Plane-parallel, one-component, non-local thermodynamic equilibrium (LTE), semi-empirical model chromospheres have been constructed for the primary stars in the zeta Aurigae systems HR 6902 and 22 Vul. This has been accomplished by means of radiative transfer calculations undertaken with a non-LTE multilevel radiative transfer code, MULTI, and curves of growth applied to chromospheric eclipse spectra. The former are the subject of this paper, which is divided into two parts. The first briefly describes the observations and derivation of basic stellar parameters, while the second concerns the radiative transfer calculations and conclusions which follow from them.
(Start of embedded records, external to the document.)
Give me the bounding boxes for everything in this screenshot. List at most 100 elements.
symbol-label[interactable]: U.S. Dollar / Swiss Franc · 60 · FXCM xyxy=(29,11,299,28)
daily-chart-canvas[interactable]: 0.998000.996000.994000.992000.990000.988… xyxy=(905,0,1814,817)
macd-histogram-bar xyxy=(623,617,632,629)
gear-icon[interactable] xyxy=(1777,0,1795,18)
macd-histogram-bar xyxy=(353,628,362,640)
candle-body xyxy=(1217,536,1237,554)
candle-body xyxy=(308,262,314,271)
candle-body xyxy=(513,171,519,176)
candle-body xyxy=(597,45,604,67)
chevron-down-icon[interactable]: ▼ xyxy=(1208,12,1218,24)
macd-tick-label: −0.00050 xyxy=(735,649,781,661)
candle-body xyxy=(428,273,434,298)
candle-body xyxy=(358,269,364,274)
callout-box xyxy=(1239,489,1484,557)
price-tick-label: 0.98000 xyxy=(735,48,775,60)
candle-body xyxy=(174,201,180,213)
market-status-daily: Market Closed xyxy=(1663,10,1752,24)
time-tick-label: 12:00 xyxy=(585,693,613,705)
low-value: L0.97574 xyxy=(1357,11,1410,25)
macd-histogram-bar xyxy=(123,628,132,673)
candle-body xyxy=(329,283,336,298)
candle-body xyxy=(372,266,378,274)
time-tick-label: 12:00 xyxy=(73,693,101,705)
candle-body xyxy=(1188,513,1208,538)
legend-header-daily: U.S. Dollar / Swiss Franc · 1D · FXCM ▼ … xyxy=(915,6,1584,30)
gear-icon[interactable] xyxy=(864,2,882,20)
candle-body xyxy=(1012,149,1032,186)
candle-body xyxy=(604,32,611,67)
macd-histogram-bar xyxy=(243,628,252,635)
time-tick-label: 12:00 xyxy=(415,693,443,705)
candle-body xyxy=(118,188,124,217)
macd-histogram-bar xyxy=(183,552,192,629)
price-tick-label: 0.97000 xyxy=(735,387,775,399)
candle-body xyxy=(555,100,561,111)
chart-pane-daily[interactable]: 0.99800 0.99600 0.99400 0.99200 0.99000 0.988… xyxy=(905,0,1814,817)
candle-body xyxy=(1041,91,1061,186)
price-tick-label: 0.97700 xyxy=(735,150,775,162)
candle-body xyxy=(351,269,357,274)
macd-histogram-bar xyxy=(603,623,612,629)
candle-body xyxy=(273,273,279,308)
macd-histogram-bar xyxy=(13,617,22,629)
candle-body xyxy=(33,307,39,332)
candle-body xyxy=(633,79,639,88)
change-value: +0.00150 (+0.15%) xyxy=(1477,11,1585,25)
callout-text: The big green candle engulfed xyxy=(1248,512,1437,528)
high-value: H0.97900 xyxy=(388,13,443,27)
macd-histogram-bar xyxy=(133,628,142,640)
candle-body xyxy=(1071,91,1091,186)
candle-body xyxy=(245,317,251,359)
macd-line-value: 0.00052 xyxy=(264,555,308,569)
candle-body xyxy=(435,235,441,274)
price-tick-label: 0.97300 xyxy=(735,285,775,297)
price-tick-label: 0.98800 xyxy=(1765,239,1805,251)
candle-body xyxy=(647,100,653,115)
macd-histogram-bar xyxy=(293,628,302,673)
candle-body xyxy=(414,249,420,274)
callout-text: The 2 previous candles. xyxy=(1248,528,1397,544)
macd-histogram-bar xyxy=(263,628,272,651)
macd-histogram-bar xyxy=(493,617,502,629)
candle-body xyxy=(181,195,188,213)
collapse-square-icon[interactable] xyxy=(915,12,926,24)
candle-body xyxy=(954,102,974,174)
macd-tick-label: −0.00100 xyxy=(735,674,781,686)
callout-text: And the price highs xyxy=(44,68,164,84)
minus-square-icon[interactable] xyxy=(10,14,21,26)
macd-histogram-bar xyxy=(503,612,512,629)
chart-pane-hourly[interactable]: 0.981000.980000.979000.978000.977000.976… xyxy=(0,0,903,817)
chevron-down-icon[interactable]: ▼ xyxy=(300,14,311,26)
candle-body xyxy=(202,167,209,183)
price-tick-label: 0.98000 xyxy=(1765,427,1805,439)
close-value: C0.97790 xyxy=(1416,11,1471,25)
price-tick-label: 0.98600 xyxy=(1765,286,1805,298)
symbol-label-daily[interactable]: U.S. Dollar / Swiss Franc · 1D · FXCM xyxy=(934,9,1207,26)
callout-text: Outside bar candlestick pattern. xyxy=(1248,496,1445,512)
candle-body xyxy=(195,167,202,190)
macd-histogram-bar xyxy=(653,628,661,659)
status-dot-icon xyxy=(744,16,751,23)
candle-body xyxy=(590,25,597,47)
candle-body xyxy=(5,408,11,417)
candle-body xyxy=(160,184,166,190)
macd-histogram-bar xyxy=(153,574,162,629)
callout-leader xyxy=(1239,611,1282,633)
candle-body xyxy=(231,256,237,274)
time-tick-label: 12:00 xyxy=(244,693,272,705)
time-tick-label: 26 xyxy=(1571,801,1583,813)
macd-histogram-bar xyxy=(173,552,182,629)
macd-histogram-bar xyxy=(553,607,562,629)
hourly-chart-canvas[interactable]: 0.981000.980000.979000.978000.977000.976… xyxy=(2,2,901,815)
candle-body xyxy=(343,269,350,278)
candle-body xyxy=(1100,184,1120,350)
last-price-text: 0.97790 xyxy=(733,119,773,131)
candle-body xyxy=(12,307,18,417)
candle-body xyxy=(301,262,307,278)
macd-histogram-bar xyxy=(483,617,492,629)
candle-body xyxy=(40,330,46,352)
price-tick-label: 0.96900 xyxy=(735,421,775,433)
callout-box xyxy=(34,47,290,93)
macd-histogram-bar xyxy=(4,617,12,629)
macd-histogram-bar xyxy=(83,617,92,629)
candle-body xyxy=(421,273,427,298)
In particular, the calculated model photospheres plus chromospheres are used to investigate the relative contribution of primary and secondary stars to the overall radiation field. The radiation field of the hot secondary is approximated by use of an appropriate Kurucz model atmosphere. Although the hot companion is wholly responsible for the ionization of the metals, this is not the case as far as excitation is concerned. Use of a 47-level Fe atomic model demonstrates the intimate convolution between atomic and atmospheric physics. The chromospheres calculated by radiative transfer methods are compared with those derived empirically by curves of growth and are found to be comparable in the line-forming region of CaII H & K, MgII h & k and the many FeII lines. Finally, owing to the effects of radiative transitions from high-lying levels which are enhanced by the radiation field of the hot companion, it is found that lines resulting from transitions from the a^4F, a^4D and a^4P levels of FeII may not be used to derive an inner wind temperature for 22 Vul. This is the first time that zeta Aurigae chromospheres have been the subject of such intensive radiative transfer calculations.